Scaling AI at EA is not a theoretical exercise. It is a tangible operational advantage, allowing the company to move faster, spend smarter, and deliver richer, more intelligent gaming experiences. The infrastructure itself has become a platform for creativity, experimentation, and ultimately, competitive differentiation.
Unlocking the future of AI-driven gaming
Electronic Arts’ infrastructure journey is a case study in the realities of scaling AI across a complex enterprise. Fragmentation, operational bottlenecks, and resource inefficiencies are not unique to gaming companies, and the solutions EA has developed are highly transferable to other sectors facing similar challenges.
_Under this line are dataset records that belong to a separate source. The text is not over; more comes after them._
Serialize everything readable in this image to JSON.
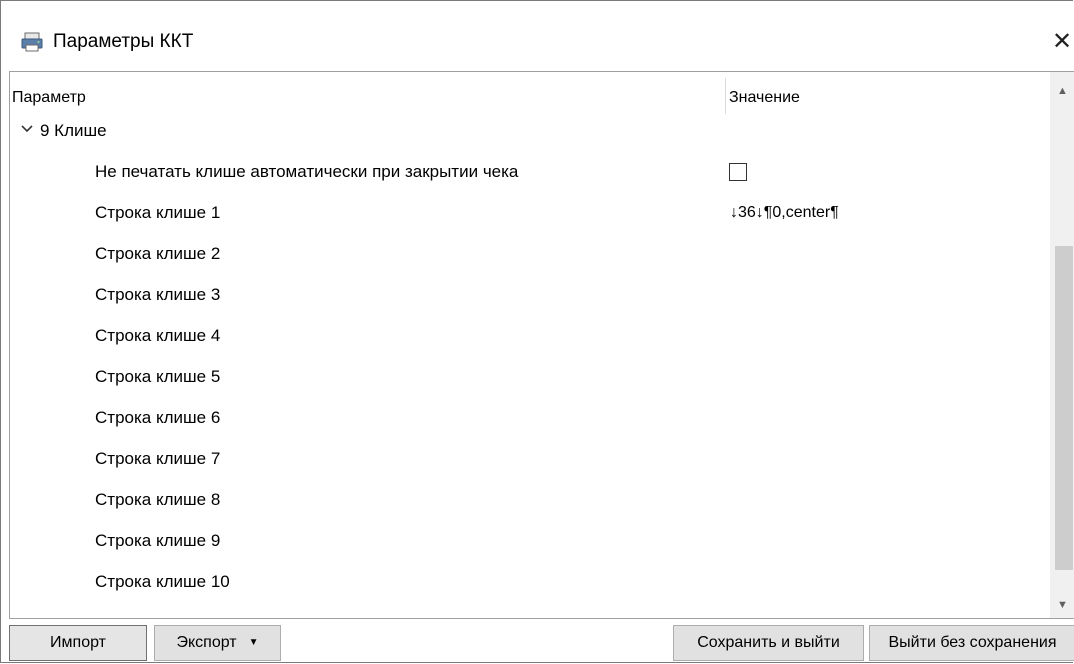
{
  "window": {
    "title": "Параметры ККТ",
    "icon": "printer-icon",
    "close_glyph": "✕"
  },
  "grid": {
    "columns": [
      "Параметр",
      "Значение"
    ],
    "group": {
      "label": "9 Клише",
      "expanded": true
    },
    "rows": [
      {
        "label": "Не печатать клише автоматически при закрытии чека",
        "type": "checkbox",
        "checked": false
      },
      {
        "label": "Строка клише 1",
        "value": "↓36↓¶0,center¶"
      },
      {
        "label": "Строка клише 2",
        "value": ""
      },
      {
        "label": "Строка клише 3",
        "value": ""
      },
      {
        "label": "Строка клише 4",
        "value": ""
      },
      {
        "label": "Строка клише 5",
        "value": ""
      },
      {
        "label": "Строка клише 6",
        "value": ""
      },
      {
        "label": "Строка клише 7",
        "value": ""
      },
      {
        "label": "Строка клише 8",
        "value": ""
      },
      {
        "label": "Строка клише 9",
        "value": ""
      },
      {
        "label": "Строка клише 10",
        "value": ""
      }
    ]
  },
  "buttons": {
    "import": "Импорт",
    "export": "Экспорт",
    "export_arrow": "▼",
    "save_exit": "Сохранить и выйти",
    "exit_no_save": "Выйти без сохранения"
  },
  "scrollbar": {
    "up": "▲",
    "down": "▼"
  }
}
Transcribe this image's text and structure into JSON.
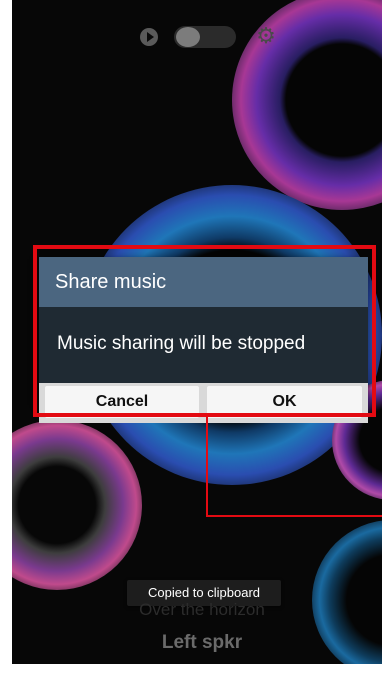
{
  "controls": {
    "play_icon": "play-icon",
    "toggle_state": "off",
    "settings_icon": "gear-icon"
  },
  "dialog": {
    "title": "Share music",
    "message": "Music sharing will be stopped",
    "cancel_label": "Cancel",
    "ok_label": "OK"
  },
  "toast": {
    "text": "Copied to clipboard"
  },
  "now_playing": {
    "title": "Over the horizon",
    "speaker": "Left spkr"
  },
  "colors": {
    "dialog_title_bg": "#4b6680",
    "dialog_body_bg": "#1f2a33",
    "highlight": "#e30a12"
  }
}
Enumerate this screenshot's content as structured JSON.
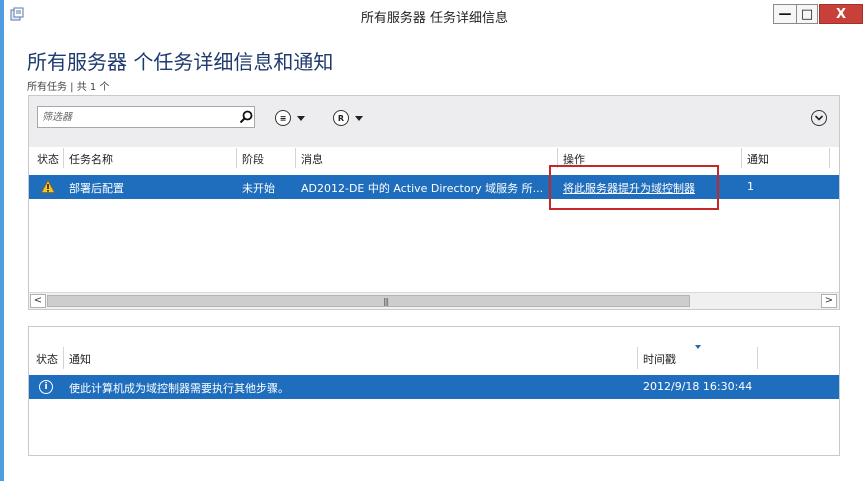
{
  "window": {
    "title": "所有服务器 任务详细信息",
    "min_glyph": "—",
    "max_glyph": "□",
    "close_glyph": "X"
  },
  "page": {
    "title": "所有服务器 个任务详细信息和通知",
    "subtitle": "所有任务 | 共 1 个"
  },
  "filter": {
    "placeholder": "筛选器"
  },
  "task_table": {
    "columns": [
      "状态",
      "任务名称",
      "阶段",
      "消息",
      "操作",
      "通知"
    ],
    "rows": [
      {
        "status_icon": "warning-icon",
        "task_name": "部署后配置",
        "stage": "未开始",
        "message": "AD2012-DE 中的 Active Directory 域服务 所...",
        "action": "将此服务器提升为域控制器",
        "notifications": "1"
      }
    ]
  },
  "notification_table": {
    "columns": [
      "状态",
      "通知",
      "时间戳"
    ],
    "rows": [
      {
        "status_icon": "info-icon",
        "notification": "使此计算机成为域控制器需要执行其他步骤。",
        "timestamp": "2012/9/18 16:30:44"
      }
    ]
  },
  "colors": {
    "selection": "#1f6ebd",
    "title_text": "#1f3a6e",
    "highlight": "#c62828"
  }
}
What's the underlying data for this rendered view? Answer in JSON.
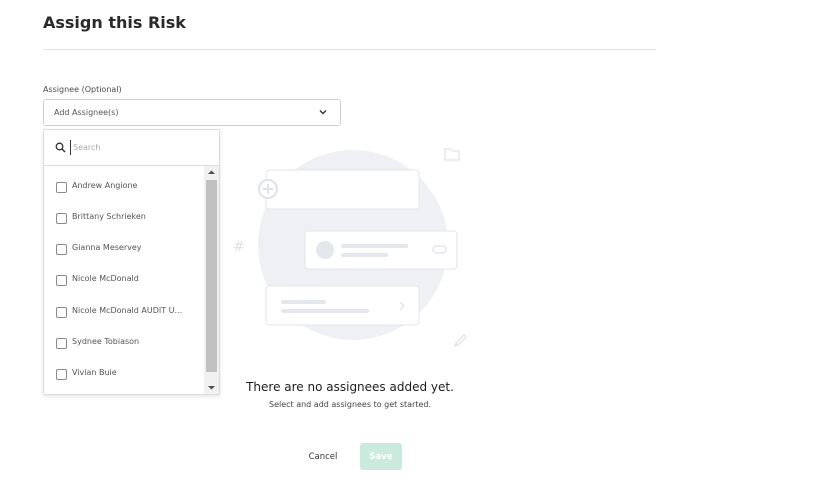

In a landscape where AI is moving from experimental curiosity to operational necessity, organisations must think beyond isolated projects. They must build scalable foundations that empower every team to innovate without friction, deploy without delay, and operate without fear. “Ultimately, it is about democratising AI,” Keng concludes. “Not every team needs to become infrastructure experts. They just need the tools to move fast, stay compliant, and deliver impact.”
For any enterprise seeking to scale AI sustainably, EA’s experience offers a clear lesson. Success lies not in throwing more resources at the problem, but in designing systems that allow people to focus on what they do best: building, experimenting, and innovating without limits.